Donald Trump
Republican presidential candidate Donald Trump does not want the US to concern itself with North Korea Scott Olson/Getty Images

Republican presidential candidate Donald Trump solution to North Korea's claim that it tested a hydrogen bomb is to let China deal with it. "If they don't solve that problem, we should be very tough on them on trade — meaning, start charging them tax or start cutting them off," Trump said. "You'd have China collapse in about two minutes."

China did have stern words for Pyongyang after North Korean television announced that the nation had successfully concluded its first thermonuclear weapon test. "China firmly opposes this," China's Foreign Affairs Ministry said in a statement, referring to the test. "We urge North Korea to fulfill its promise of denuclearisation and stop any actions that would worsen the situation."

But North Korea seems to care less and less about what China thinks. The bomb test was in response to US "hostility," according to Pyongyang officials, but it may have been a sign of the deteriorating relationship between the North Korea and China.

"In a way, this is a protest against Beijing," Bo Zhiyue, director of the New Zealand Contemporary China Research Center at Victoria University of Wellington, told the Washington Post. "They are saying: 'We can do whatever we want. This shows our independence, and we don't need your approval.' "

China has long expressed its disapproval of North Korea's nuclear programme. However, Beijing's influence over Pyongyang has been slipping since Kim Jong-un took over as North Korea's leader at the end of 2011 and Xi Jinping became president of China in 2013.

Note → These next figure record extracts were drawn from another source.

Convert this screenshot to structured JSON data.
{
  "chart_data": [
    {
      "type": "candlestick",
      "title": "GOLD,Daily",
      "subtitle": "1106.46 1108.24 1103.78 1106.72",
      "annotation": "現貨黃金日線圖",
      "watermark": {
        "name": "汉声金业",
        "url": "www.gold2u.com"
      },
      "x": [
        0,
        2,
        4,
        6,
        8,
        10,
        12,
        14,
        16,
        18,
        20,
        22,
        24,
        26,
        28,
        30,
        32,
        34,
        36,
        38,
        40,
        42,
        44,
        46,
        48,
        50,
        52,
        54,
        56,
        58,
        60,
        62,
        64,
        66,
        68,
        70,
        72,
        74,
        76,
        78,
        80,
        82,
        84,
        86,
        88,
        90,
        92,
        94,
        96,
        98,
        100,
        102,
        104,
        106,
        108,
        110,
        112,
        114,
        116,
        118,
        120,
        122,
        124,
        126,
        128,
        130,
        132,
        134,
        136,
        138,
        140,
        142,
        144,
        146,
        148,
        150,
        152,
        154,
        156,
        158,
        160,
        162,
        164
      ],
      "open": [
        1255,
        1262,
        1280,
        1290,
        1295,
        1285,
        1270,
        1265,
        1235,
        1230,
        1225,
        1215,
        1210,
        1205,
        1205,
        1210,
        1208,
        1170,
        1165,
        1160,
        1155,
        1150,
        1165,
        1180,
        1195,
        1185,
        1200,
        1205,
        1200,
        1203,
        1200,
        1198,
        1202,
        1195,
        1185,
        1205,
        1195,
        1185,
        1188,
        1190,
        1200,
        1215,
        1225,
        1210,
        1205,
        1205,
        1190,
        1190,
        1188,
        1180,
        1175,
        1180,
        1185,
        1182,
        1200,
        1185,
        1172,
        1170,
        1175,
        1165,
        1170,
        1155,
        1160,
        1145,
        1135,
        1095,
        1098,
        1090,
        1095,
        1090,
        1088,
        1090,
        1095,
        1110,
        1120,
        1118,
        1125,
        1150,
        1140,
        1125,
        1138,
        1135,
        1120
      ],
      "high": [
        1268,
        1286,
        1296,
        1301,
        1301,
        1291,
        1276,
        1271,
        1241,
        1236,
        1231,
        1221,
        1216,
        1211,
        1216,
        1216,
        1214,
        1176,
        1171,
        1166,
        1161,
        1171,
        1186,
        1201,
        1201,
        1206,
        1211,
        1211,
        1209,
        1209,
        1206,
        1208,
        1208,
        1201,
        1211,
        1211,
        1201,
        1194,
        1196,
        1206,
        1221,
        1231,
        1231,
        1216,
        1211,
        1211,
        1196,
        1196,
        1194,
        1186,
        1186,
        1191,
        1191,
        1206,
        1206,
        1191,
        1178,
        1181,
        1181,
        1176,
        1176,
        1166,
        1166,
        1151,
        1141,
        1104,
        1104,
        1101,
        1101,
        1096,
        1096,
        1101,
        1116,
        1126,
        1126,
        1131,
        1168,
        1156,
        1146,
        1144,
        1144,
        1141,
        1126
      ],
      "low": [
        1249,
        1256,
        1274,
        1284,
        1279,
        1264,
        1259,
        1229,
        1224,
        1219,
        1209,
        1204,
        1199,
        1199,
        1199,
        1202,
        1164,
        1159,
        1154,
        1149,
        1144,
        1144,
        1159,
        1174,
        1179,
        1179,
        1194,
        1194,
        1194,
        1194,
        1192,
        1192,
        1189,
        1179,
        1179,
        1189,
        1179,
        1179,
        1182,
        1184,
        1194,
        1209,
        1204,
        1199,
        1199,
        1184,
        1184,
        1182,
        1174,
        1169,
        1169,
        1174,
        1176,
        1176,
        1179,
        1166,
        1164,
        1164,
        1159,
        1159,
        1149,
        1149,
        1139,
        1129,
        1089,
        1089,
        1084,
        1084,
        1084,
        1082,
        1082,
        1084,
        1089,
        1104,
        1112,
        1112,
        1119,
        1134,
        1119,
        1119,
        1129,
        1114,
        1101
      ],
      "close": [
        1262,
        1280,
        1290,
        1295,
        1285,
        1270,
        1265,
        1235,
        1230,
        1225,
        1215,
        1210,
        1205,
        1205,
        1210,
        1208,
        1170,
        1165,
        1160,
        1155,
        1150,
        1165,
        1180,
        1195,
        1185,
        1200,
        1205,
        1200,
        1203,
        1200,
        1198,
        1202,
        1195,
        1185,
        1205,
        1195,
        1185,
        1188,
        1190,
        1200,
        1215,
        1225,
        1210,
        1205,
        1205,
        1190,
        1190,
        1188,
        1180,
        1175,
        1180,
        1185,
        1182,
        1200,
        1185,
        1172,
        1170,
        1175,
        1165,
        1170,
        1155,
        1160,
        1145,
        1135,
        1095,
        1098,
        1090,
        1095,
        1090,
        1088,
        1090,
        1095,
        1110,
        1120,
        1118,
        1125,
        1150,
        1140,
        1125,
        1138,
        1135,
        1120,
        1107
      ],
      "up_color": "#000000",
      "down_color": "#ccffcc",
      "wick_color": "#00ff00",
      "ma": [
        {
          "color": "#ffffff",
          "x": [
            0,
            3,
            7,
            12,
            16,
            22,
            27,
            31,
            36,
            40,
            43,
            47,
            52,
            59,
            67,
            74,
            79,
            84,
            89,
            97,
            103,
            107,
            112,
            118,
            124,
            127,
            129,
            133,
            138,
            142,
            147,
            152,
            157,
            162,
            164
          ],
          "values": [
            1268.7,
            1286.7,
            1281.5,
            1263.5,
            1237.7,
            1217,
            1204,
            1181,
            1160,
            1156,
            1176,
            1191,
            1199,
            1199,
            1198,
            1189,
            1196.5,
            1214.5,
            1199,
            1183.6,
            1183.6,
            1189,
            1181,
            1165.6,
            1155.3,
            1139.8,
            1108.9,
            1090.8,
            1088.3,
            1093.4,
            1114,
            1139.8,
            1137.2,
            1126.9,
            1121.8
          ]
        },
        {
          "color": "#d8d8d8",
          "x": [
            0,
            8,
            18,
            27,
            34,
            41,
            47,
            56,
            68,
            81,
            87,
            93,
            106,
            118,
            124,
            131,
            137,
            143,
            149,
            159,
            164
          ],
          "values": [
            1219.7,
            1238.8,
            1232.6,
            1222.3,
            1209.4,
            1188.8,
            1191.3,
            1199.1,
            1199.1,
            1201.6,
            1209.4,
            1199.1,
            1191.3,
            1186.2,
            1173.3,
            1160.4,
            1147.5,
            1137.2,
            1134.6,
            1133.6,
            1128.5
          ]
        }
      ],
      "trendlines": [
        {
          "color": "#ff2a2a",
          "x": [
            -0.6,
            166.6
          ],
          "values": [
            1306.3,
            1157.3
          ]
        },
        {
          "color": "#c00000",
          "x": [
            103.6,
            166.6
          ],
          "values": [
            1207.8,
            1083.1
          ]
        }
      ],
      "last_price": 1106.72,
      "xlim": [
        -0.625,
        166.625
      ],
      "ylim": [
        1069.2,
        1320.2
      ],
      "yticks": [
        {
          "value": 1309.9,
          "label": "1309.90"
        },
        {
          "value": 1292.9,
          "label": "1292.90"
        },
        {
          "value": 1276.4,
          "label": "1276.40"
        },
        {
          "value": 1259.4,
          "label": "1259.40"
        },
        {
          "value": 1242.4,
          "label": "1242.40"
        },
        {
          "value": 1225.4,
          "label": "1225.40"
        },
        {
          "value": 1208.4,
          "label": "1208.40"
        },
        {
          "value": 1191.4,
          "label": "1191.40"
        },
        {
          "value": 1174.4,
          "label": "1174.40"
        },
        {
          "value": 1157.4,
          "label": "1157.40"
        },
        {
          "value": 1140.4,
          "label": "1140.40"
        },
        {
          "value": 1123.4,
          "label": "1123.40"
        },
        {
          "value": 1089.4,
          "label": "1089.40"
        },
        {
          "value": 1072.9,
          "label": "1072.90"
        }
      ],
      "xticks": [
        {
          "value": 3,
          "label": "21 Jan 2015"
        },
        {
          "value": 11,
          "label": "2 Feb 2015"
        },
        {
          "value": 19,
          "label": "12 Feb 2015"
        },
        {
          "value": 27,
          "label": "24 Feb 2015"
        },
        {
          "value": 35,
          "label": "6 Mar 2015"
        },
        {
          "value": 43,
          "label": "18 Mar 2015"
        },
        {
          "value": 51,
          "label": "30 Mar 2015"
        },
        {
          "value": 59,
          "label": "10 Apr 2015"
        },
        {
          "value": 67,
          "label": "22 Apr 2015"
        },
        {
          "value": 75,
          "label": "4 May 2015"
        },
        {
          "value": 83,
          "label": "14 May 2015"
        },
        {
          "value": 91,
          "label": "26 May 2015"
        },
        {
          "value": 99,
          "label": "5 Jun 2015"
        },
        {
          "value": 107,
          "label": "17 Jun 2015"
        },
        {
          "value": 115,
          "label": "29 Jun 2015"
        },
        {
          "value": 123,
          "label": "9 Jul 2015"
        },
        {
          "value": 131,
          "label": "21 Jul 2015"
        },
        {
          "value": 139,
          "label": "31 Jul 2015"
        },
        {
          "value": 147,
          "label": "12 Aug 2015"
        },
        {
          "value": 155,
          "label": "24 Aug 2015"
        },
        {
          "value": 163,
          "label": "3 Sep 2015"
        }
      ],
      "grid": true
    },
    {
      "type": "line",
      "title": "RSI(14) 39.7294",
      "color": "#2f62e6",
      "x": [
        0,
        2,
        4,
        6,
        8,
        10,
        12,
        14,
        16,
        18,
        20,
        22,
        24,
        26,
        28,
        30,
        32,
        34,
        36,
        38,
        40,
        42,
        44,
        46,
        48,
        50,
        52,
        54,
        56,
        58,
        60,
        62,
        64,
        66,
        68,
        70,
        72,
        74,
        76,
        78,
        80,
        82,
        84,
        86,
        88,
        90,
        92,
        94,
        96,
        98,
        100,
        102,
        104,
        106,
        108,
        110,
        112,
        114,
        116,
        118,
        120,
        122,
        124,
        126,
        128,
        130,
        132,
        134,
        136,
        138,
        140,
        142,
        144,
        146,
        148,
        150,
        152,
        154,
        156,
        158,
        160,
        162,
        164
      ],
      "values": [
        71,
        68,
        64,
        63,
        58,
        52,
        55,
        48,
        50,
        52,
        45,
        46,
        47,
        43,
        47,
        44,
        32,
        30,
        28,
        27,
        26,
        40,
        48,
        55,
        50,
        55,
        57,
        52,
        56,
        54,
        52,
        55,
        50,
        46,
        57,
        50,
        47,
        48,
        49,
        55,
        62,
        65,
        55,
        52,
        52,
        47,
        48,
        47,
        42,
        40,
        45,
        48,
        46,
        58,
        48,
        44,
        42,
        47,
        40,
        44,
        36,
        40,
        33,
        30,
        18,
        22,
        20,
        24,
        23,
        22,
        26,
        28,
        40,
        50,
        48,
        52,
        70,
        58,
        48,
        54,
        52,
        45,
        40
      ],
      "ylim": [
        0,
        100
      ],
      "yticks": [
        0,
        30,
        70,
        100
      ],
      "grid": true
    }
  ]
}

Western scientists believe that the test almost certainly did not involve a hydrogen bomb, but are still checking the evidence, measuring the power and shape of the seismic kick from the test, and checking air samples from detector sensors in nearby nations.

North Korea has detonated nuclear weapons at least three times in the past. Most experts believe that those previous tests involved atomic bombs, but not hydrogen bombs.